Ojoboca has no intention of taking us on a trip to faraway exotic lands. They only ask us to let them have our eyes and mouth and to finally feel this silent flutter in our stomachs. Because Ojoboca will chew all these scenes for us, even spit them into our mouths, and then it will move away and let us figure it out by ourselves how to digest this audiovisual ball of wonders. But they will most gladly show us how to produce such powerful affects by very cost-efficient means – which is precisely the starting point of Anja and Juan David's work.

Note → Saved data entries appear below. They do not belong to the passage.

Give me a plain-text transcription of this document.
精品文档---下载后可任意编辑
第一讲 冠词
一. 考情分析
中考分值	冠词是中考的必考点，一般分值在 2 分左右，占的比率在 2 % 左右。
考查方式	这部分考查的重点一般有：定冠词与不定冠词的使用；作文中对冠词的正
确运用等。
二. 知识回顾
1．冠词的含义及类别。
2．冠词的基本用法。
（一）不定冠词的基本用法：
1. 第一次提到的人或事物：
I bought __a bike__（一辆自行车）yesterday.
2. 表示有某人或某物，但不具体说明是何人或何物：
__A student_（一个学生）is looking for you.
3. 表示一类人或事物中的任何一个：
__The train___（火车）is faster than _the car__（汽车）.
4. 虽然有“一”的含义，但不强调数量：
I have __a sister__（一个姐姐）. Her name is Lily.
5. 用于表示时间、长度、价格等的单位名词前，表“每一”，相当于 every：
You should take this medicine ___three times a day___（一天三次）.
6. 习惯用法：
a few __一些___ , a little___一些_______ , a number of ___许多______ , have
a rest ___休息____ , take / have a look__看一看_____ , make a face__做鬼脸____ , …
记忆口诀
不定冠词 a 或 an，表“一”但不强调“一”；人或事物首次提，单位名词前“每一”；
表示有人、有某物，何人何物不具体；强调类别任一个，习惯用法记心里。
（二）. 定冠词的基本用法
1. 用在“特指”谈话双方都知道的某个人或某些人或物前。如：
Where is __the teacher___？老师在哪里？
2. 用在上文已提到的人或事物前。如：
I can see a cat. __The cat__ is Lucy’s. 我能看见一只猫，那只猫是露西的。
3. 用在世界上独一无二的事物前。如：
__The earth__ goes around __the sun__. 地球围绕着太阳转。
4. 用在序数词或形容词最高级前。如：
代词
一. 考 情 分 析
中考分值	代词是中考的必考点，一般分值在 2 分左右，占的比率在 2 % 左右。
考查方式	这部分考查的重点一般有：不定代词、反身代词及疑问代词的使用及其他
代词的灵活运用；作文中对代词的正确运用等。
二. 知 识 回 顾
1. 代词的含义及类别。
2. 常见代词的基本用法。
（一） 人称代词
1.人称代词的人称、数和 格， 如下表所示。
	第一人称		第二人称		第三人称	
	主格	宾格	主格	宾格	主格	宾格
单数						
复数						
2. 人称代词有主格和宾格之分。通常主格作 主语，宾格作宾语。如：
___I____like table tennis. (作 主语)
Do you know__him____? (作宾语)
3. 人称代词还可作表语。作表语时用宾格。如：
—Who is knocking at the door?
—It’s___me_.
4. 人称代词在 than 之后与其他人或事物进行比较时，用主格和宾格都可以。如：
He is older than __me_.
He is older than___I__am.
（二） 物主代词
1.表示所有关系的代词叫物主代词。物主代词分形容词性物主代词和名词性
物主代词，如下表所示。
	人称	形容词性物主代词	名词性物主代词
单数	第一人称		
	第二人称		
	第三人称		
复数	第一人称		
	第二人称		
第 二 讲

No Dominion – Everything Speaks is the name of a film workshop scheduled to take place during the festival, which will take its participants on a trip across the creative processes of rummaging around their own environment searching for potential film materials/expressive means, the essential elements of working with 16 mm film and diverse brutalities which can take place in the darkroom and during the screening. Come, leave no stones on your way unturned (and make sure to check underneath!), stay hypnotised, feast on impressions and arm yourselves with alternative filmmaking material. The eye-mouthed beast is ready for you.